Figure 5.

Claspin mRNA is regulated independently of the cell cycle but Claspin is responsive to NF-κB activation. (A) U2OS cells were depleted of IKKα, IKKβ, Claspin or Cyclin D1 using siRNA. WCLs were subjected to western blot analysis for the levels of the indicated proteins. (B) Quantitative RT–PCR analysis of Claspin mRNA prepared from U2OS cells depleted of IKKα, IKKβ, Claspin or Cyclin D1 by siRNA. ANOVA t-tests were performed on the means, and the P-values were calculated. ^**P⩽0.01 and ^***P⩽0.001. (C) U2OS cells were synchronized at G1/S using a double-thymidine block. Thymidine was subsequently washed and cells were released for the indicated times. Cells were analysed by flow cytometry and percentage of cells in each stage of the cell cycle is indicated.

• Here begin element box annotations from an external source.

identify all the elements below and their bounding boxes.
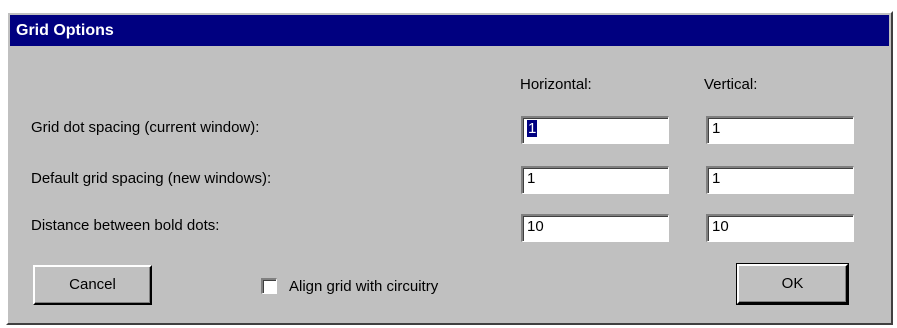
selected-text: 1 xyxy=(527,120,538,137)
bold-dots-distance-label: Distance between bold dots: xyxy=(31,217,220,234)
bold-dots-distance-vertical-input[interactable]: 10 xyxy=(706,214,854,242)
align-grid-checkbox-label: Align grid with circuitry xyxy=(289,277,439,295)
dialog-title: Grid Options xyxy=(10,15,889,46)
bold-dots-distance-horizontal-input[interactable]: 10 xyxy=(521,214,669,242)
vertical-column-header: Vertical: xyxy=(704,76,758,93)
horizontal-column-header: Horizontal: xyxy=(520,76,592,93)
grid-dot-spacing-vertical-input[interactable]: 1 xyxy=(706,116,854,144)
ok-button[interactable]: OK xyxy=(736,263,849,305)
default-grid-spacing-horizontal-input[interactable]: 1 xyxy=(521,166,669,194)
cancel-button[interactable]: Cancel xyxy=(33,265,152,305)
default-grid-spacing-label: Default grid spacing (new windows): xyxy=(31,170,272,187)
align-grid-checkbox-row[interactable]: Align grid with circuitry xyxy=(261,275,438,297)
default-grid-spacing-vertical-input[interactable]: 1 xyxy=(706,166,854,194)
align-grid-checkbox[interactable] xyxy=(261,278,277,294)
grid-options-dialog: Grid Options Horizontal: Vertical: Grid … xyxy=(6,11,893,325)
grid-dot-spacing-label: Grid dot spacing (current window): xyxy=(31,119,260,136)
grid-dot-spacing-horizontal-input[interactable]: 1 xyxy=(521,116,669,144)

WCLs and RNA were prepared from these cells and analysed by western blot and quantitative RT–PCR, respectively. Specific antibodies and primer sets are indicated. (D) U2OS cells were synchronized at prometaphase using nocodazole. Nocodazole was subsequently washed and cells were analysed by flow cytometry and percentage of cells in each stage of the cell cycle is indicated. WCLs and RNA were prepared and analysed by western blot and quantitative RT–PCR, respectively. Specific antibodies and primer sets are indicated. (E) Quantitative RT–PCR analysis of Claspin mRNA prepared from U2OS cells depleted of β-TrCP by siRNA. (F) U2OS cells were treated with PMA (100 ng/ml)/Ionomycin (0.5 μM) for 4 h. One hour prior to harvesting, cells were treated with UV (40 J/m²) as indicated. WCLs were prepared and Claspin levels were analysed by western blot.